Smith responded to Fonseca by blasting him as a “big politician” whom he respects, but, “at the same time, you need [to] man up.”
Smith said, regarding the social media posts, “You have to have a clean record. You can’t expose that to a child. If a child is gonna look at you to represent that chair, that’s a no-no.”
“In my opinion, as Pablo wants to continue to support him, Mr. Roque wants to support him. [Superintendent of School] Clara wants to support him, good,” he said. “But at the end, can they bring anything to the table?”
The Tweets in question are no longer accessible, as Alcantara has deleted his account.
When it comes to his own plans for the district if elected, Smith says he’d work on bringing education into 2017 and beyond.
“Mostly what I’d like to do is bring to the table: education needs to be up to date — more current,” he said, comparing it to cell phones vs. rotary phones. “Teachers are being unpaid–that’s the biggest issue.
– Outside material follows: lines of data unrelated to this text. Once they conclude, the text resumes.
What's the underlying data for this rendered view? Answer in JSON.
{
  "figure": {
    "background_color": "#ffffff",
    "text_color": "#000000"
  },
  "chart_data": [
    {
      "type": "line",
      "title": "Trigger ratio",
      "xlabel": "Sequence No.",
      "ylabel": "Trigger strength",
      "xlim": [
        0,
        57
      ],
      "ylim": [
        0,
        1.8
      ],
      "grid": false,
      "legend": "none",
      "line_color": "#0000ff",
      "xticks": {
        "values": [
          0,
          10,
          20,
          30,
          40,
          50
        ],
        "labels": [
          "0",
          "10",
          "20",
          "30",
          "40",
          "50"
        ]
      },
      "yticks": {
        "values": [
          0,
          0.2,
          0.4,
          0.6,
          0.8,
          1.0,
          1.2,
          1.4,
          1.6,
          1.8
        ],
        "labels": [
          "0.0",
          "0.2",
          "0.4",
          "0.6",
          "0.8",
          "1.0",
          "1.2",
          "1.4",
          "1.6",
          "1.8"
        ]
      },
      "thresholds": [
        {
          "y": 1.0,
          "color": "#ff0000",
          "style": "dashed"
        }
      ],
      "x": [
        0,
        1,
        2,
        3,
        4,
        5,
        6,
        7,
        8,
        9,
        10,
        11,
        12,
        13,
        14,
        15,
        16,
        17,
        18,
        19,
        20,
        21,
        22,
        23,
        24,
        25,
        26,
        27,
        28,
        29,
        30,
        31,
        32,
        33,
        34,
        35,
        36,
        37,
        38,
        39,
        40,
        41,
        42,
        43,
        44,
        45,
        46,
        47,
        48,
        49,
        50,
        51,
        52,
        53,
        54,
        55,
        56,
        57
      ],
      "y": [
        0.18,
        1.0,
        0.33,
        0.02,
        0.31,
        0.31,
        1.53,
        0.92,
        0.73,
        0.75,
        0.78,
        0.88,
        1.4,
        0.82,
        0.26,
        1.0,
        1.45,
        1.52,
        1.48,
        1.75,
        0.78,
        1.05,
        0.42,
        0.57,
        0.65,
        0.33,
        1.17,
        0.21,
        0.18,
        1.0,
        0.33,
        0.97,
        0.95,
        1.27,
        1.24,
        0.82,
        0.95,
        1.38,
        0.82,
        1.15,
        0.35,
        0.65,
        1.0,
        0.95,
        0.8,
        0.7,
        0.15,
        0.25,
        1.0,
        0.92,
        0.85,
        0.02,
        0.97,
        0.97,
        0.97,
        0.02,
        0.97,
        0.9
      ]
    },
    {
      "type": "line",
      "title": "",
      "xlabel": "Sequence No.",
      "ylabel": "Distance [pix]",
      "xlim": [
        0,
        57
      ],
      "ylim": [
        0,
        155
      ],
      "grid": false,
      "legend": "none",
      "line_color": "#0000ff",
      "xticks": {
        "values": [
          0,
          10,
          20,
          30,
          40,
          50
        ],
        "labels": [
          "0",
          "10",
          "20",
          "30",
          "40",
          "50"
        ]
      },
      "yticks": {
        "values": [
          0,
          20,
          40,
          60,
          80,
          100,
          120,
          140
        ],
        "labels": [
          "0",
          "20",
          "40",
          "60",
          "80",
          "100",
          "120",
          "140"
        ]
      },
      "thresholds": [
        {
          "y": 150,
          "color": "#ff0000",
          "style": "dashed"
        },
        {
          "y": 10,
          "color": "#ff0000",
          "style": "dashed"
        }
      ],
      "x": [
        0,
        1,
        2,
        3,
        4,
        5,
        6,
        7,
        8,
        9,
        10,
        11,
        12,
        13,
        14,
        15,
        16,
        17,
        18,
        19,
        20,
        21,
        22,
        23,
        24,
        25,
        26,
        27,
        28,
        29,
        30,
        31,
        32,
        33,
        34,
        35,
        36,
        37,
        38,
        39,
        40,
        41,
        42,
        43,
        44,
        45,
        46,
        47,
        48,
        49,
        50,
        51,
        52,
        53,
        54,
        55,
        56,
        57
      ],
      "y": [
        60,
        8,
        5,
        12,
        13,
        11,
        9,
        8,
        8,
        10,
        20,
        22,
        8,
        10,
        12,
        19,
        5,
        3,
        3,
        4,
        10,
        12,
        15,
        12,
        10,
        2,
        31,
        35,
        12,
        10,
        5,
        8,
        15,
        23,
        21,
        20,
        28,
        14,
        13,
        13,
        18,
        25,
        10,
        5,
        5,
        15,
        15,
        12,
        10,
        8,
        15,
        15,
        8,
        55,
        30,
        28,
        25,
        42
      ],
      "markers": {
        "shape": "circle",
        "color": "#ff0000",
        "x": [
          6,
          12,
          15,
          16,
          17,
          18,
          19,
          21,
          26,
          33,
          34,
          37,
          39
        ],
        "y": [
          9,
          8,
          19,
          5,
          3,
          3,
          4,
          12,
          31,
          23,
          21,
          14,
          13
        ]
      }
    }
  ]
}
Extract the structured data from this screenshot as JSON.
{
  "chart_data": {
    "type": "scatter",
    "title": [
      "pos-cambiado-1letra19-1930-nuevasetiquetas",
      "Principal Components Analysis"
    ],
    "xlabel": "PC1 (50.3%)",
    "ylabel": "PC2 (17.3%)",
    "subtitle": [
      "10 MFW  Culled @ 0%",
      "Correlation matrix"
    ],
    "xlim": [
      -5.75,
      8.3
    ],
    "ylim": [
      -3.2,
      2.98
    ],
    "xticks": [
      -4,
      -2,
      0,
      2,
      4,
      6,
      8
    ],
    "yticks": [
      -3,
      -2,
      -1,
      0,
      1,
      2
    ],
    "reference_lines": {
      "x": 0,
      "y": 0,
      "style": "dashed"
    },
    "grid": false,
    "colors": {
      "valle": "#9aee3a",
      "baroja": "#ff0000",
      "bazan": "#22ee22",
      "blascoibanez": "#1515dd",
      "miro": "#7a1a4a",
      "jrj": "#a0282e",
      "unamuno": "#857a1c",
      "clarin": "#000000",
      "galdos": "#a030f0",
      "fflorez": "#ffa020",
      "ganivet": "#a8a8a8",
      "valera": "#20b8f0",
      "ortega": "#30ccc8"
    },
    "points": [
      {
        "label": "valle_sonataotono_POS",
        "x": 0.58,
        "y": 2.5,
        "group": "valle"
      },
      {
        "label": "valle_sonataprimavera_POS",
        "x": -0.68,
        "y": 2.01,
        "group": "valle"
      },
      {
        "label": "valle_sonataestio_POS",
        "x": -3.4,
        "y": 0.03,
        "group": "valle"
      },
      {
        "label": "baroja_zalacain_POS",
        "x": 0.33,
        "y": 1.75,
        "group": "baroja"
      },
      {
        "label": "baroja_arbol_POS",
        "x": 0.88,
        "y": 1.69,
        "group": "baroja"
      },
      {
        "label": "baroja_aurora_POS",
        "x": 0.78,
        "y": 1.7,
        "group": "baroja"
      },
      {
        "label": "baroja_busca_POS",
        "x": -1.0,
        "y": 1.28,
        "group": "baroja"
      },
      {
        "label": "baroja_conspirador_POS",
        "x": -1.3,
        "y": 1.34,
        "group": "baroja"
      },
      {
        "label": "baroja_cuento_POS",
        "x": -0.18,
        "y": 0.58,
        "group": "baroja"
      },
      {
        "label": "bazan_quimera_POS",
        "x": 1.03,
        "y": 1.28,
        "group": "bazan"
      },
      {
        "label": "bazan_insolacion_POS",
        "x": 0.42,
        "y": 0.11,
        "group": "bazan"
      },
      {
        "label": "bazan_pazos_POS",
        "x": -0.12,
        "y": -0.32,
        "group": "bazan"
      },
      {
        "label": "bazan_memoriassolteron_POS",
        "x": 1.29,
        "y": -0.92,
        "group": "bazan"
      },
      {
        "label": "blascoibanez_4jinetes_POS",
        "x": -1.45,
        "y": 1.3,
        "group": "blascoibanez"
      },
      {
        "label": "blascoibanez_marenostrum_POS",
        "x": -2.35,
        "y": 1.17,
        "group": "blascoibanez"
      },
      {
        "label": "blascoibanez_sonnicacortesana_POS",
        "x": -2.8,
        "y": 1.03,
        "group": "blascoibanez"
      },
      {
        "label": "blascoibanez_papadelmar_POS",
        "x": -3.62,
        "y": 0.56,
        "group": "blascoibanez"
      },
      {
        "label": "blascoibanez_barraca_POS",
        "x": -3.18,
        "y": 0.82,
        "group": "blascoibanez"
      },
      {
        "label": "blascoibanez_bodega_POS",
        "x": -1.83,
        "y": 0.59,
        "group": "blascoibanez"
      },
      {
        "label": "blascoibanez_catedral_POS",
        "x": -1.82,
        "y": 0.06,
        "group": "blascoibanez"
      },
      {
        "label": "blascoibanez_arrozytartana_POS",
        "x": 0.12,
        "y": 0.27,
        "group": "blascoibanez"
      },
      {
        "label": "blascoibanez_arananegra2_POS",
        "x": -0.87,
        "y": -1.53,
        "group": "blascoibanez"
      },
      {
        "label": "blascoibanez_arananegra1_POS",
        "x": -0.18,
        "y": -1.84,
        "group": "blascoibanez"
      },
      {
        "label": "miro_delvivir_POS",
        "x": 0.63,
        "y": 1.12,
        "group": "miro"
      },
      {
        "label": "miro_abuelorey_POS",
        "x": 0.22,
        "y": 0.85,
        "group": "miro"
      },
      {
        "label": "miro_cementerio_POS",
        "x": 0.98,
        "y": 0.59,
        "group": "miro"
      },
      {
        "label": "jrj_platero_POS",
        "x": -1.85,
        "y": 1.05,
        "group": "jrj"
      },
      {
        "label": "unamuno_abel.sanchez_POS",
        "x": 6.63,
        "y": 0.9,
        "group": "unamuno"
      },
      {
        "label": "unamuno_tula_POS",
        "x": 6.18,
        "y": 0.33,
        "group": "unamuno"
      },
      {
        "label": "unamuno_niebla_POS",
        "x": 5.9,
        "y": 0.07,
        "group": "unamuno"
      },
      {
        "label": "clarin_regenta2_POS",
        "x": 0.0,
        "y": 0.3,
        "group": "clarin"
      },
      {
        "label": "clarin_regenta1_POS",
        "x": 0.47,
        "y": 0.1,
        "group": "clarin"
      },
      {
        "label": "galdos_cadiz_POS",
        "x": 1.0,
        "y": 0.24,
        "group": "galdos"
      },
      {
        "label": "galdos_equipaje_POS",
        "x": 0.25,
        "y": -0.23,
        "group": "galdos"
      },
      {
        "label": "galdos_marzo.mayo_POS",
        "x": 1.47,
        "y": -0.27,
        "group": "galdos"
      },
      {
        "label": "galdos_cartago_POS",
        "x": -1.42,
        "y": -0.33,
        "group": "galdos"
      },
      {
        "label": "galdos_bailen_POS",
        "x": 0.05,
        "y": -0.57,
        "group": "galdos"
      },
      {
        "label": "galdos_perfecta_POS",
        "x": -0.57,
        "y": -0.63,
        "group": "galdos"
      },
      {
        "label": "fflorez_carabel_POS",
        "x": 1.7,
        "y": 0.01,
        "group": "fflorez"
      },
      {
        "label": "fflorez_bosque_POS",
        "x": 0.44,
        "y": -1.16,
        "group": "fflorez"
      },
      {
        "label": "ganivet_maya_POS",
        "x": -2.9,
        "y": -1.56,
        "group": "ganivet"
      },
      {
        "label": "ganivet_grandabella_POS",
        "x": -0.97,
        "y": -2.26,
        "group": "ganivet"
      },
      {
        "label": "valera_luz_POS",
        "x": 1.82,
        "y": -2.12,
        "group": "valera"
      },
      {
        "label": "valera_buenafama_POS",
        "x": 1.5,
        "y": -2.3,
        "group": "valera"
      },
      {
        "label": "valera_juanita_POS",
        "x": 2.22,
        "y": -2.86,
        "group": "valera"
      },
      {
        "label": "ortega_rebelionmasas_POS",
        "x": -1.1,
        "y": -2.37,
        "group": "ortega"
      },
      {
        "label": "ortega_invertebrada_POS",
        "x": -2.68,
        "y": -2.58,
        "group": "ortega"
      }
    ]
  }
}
When a teacher does not correspond with the education for the children, the children lack. This is why a lot of parents are going with private schools.”
To resolve the teacher contract dispute, Smith says he would negotiate shorter, three year contracts for teachers. “I think the teachers would be satisfied. It would be more off their chest.”
As a parent of a son with ADHD, improving district accommodations for special needs students is personal for Smith. He would like to bring a version of the Special Olympics to West New York special needs kids, to “make them feel more relaxed. I feel we should bring more of that into the community. I’m sure we can have volunteers come in, you know, let them play basketball, football, even if it’s two-hand touch. Make them feel proud. So that way, at the end of the year they can get a little trophy. They can bring their skills up to date.”
Smith ended with one final message to West New York residents: “I hope you pick the right three candidates. I’m all business–no politicians involved.”